Does Google Penalize Paid Links in Javascript? | WebProNews

Does Google Penalize Paid Links in Javascript? WebProNews: "Does Google Penalize Paid Links in Javascript?

By Chris Crum - Fri, 09/18/2009 - 10:18

Google's Matt Cutts Addresses Remaining Concerns


You may recall back at SMX Seattle earlier this year, Google's Matt Cutts talked at length about paid links. He touched upon the topic of Google being able to read javascript after giving out advice for so long to use javascript as a way to keep Google from reading paid links.

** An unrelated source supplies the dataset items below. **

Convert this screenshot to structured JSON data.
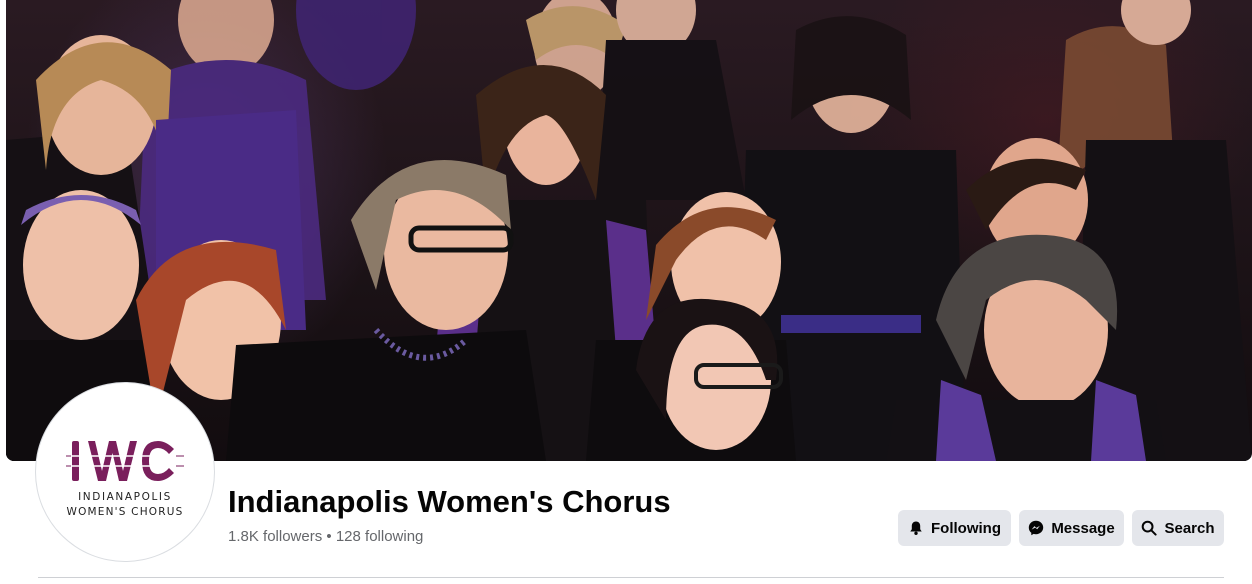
{
  "profile": {
    "name": "Indianapolis Women's Chorus",
    "followers": "1.8K followers",
    "separator": "•",
    "following_count": "128 following",
    "logo": {
      "mark": "IWC",
      "line1": "INDIANAPOLIS",
      "line2": "WOMEN'S CHORUS",
      "color": "#7a1f5c"
    }
  },
  "actions": {
    "following_label": "Following",
    "following_icon": "bell-icon",
    "message_label": "Message",
    "message_icon": "messenger-icon",
    "search_label": "Search",
    "search_icon": "search-icon"
  },
  "colors": {
    "button_bg": "#e4e6eb",
    "text_primary": "#050505",
    "text_secondary": "#65676b"
  }
}
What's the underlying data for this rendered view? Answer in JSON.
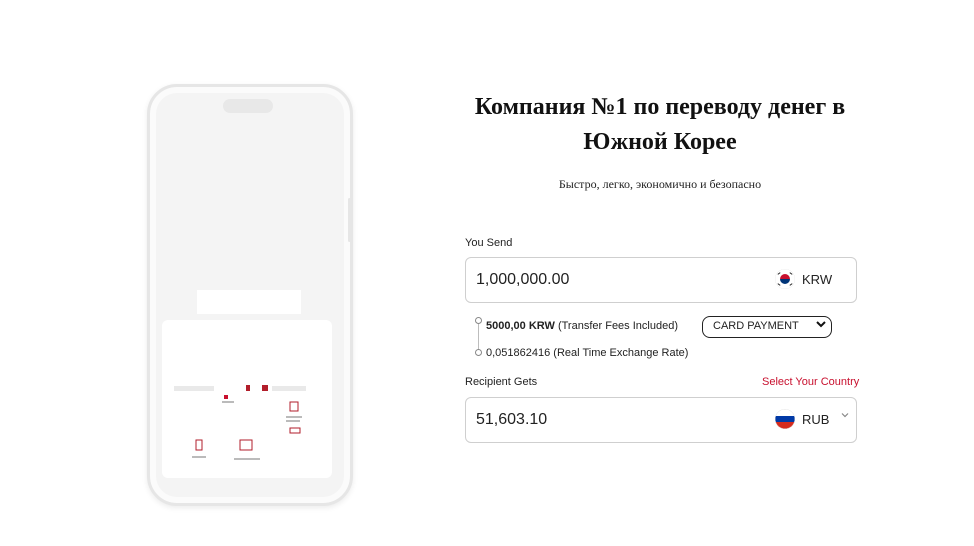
{
  "hero": {
    "title_line1": "Компания №1 по переводу денег в",
    "title_line2": "Южной Корее",
    "subtitle": "Быстро, легко, экономично и безопасно"
  },
  "send": {
    "label": "You Send",
    "amount": "1,000,000.00",
    "currency": "KRW",
    "flag_icon": "south-korea-flag-icon"
  },
  "fees": {
    "fee_amount": "5000,00 KRW",
    "fee_note": "(Transfer Fees Included)",
    "payment_method": "CARD PAYMENT",
    "rate_value": "0,051862416",
    "rate_note": "(Real Time Exchange Rate)"
  },
  "receive": {
    "label": "Recipient Gets",
    "select_country_link": "Select Your Country",
    "amount": "51,603.10",
    "currency": "RUB",
    "flag_icon": "russia-flag-icon"
  },
  "colors": {
    "accent_red": "#c8102e",
    "border": "#cfcfcf"
  }
}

When asked about this, Matt said Googlebot had gotten smarter. He noted that Google began changing its messaging on the subject around 2007-2008 to stop mentioning javascript but to nofollow or do a redirect through a URL which is blocked through robots.txt.

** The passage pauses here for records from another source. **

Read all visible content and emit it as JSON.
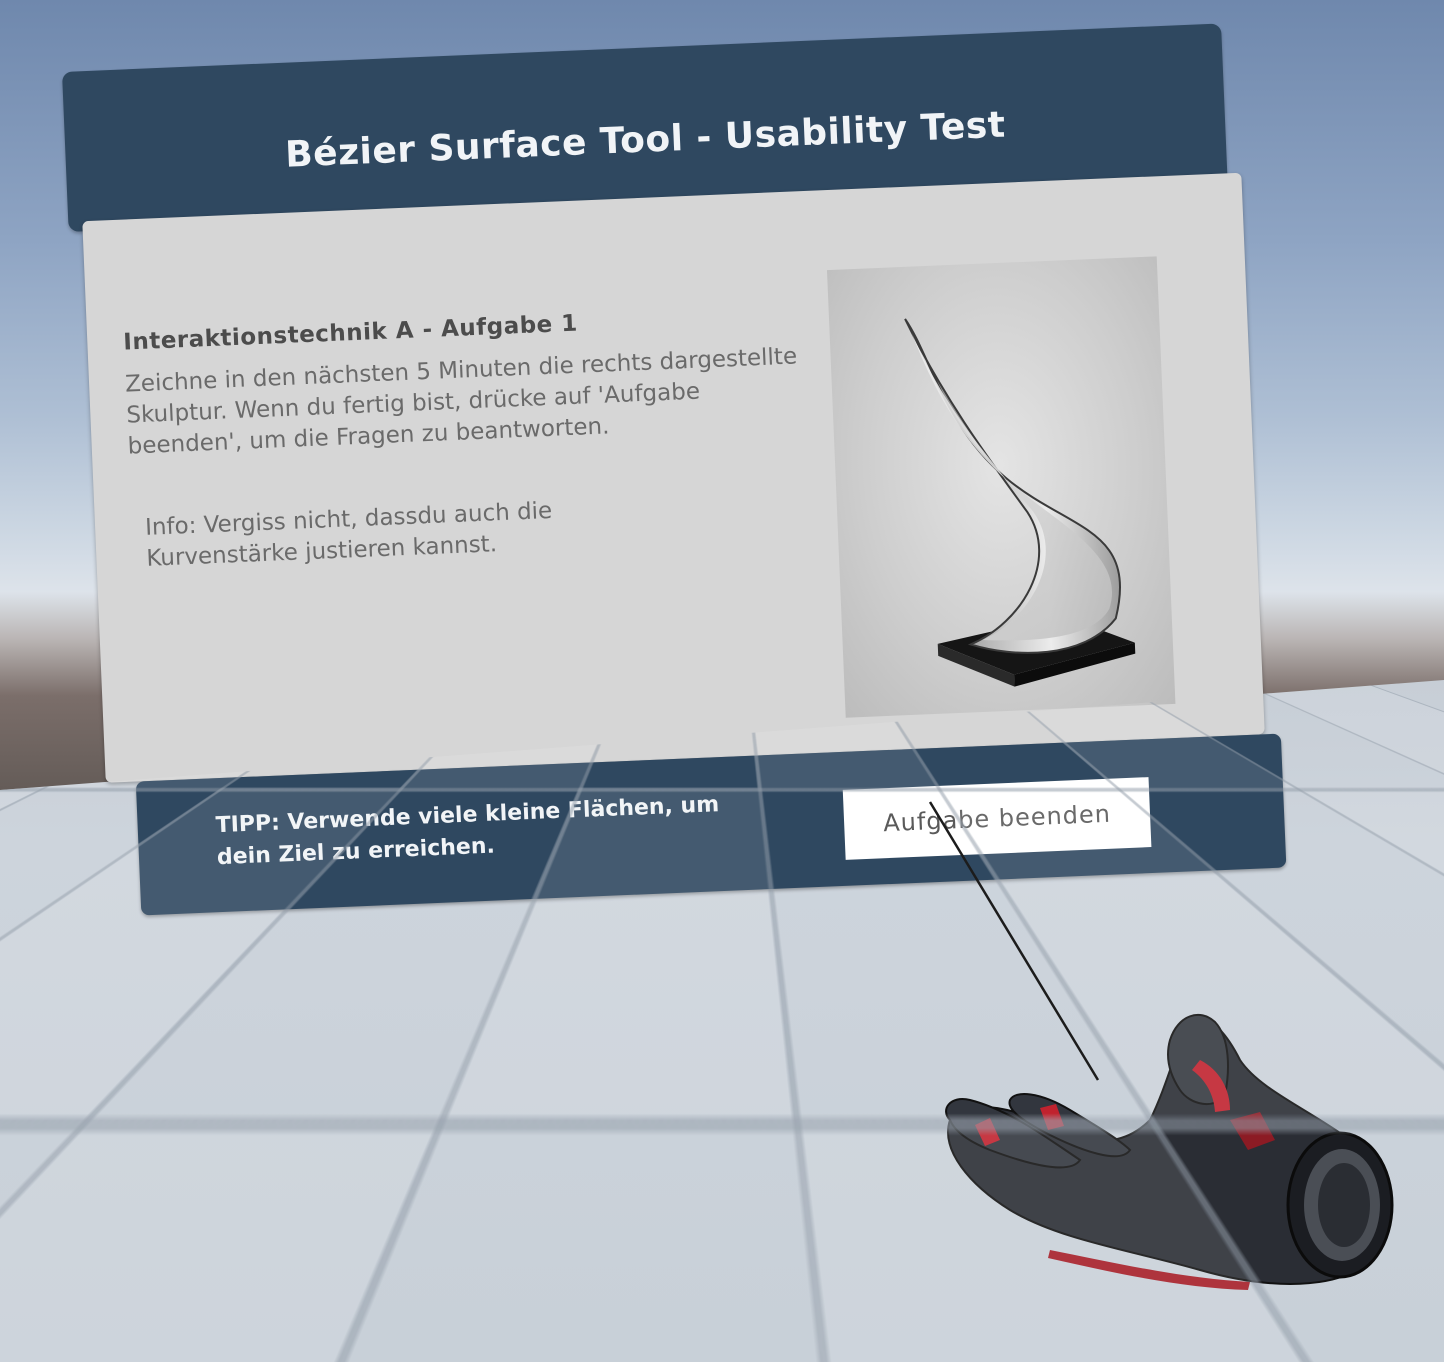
{
  "panel": {
    "title": "Bézier Surface Tool - Usability Test"
  },
  "task": {
    "heading": "Interaktionstechnik A - Aufgabe 1",
    "instruction": "Zeichne in den nächsten 5 Minuten die rechts dargestellte Skulptur. Wenn du fertig bist, drücke auf 'Aufgabe beenden', um die Fragen zu beantworten.",
    "info": "Info: Vergiss nicht, dassdu auch die Kurvenstärke justieren kannst."
  },
  "footer": {
    "tip": "TIPP: Verwende viele kleine Flächen, um dein Ziel zu erreichen.",
    "finish_button_label": "Aufgabe beenden"
  },
  "colors": {
    "panel_bar": "#2f4860",
    "panel_body": "#d6d6d6",
    "button_bg": "#ffffff"
  }
}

Cutts noted that even on the onclick in javascript, the crawl and indexing team had submitted code so that it would respect a rel='nofollow'. So you can put a rel='nofollow' attribute on a link that's running in javascript, and more often than not, Google will make sure it doesn't flow pagerank even if they're executing the javascript.

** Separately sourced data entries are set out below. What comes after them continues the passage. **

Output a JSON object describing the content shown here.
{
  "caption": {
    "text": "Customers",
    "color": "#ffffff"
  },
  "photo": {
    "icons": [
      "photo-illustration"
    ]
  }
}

Cutts did say, however, that if you want to be completely safe, to nofollow or link through things that are blocked.
Cutts revisited the topic in a recent upload to the Google Webmaster Central YouTube channel, in response to the following user question:
Now that Google can crawl JavaScript links, what is going to happen with all those paid links that were behind JavScript code? Will Google start penalizing them?
Matt reiterated that Google has gotten better at crawling javascript, and that URLs you put into javascript that you didn't think would be crawled, might now possibly be crawled and indexed. He says the vast majority of people who do javascript links are ad networks and that Google handles these very well."